The valuations have gone down at this time, but that doesn’t mean that no money will ever come back from IL&FS. The funds have written off the money due from IL&FS in their books as per SEBI and internal guidelines. But when that money is realised, it will come back into the same funds and the NAV will go up. The Govt has put its machinery in top gear to sort it out, at a rate faster than ever seen earlier.
In addition, SEBI has just now approved a concept called ‘Side-pocketing’ wherein the mutual funds have the option of segregating the ‘good’ and the ‘bad’ investments separately and maintaining their NAVs too separately. The MFs are mulling over it right now. If it is implemented, it is most-likely to be on retrospective basis.
While the industry is expecting this issue to sort out in next two months, we are working on a minimum four months’ timeline.

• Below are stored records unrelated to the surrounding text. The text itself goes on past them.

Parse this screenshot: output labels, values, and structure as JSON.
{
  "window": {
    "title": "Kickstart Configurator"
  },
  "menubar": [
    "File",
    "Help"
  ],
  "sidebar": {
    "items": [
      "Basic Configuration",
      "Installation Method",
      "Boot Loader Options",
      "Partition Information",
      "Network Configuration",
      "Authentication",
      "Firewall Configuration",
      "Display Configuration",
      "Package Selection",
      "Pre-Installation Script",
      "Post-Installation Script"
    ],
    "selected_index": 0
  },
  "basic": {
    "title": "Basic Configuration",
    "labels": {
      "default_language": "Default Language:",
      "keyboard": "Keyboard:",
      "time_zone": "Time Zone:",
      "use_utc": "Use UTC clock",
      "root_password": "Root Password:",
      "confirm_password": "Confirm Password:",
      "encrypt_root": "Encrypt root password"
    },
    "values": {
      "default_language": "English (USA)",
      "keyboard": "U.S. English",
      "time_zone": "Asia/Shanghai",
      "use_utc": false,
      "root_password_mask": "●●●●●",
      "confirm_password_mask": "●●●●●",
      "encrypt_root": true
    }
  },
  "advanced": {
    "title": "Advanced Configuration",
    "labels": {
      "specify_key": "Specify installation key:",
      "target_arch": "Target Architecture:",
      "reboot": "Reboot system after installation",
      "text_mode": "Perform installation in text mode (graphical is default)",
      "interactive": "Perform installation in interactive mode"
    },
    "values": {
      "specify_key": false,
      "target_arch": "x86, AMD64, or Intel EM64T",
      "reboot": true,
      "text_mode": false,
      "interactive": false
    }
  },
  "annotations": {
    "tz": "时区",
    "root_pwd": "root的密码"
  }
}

An issue such as the IL&FS default is disheartening and will certainly cause concern. But we urge you to keep faith with debt funds as they still remain the best bet in terms of post-tax return in the fixed income, ie, the safe investment space. A case like IL&FS is an extreme situation of a top-rated AAA paper sliding to default in a matter of weeks – it is not the norm. Please remember that risk is an important parameter for debt fund recommendations and all good advisors use multiple parameters to measure and manage risk.
At Hum Fauji, we have been watching the situation very closely. As at now, we have a fairly good idea of what the future is in the affected funds. Hence, now we are reviewing each and every portfolio individually and will be issuing advisories for everyone who has an exposure to the affected funds. Our investors are requested to wait for our advisories coming their way.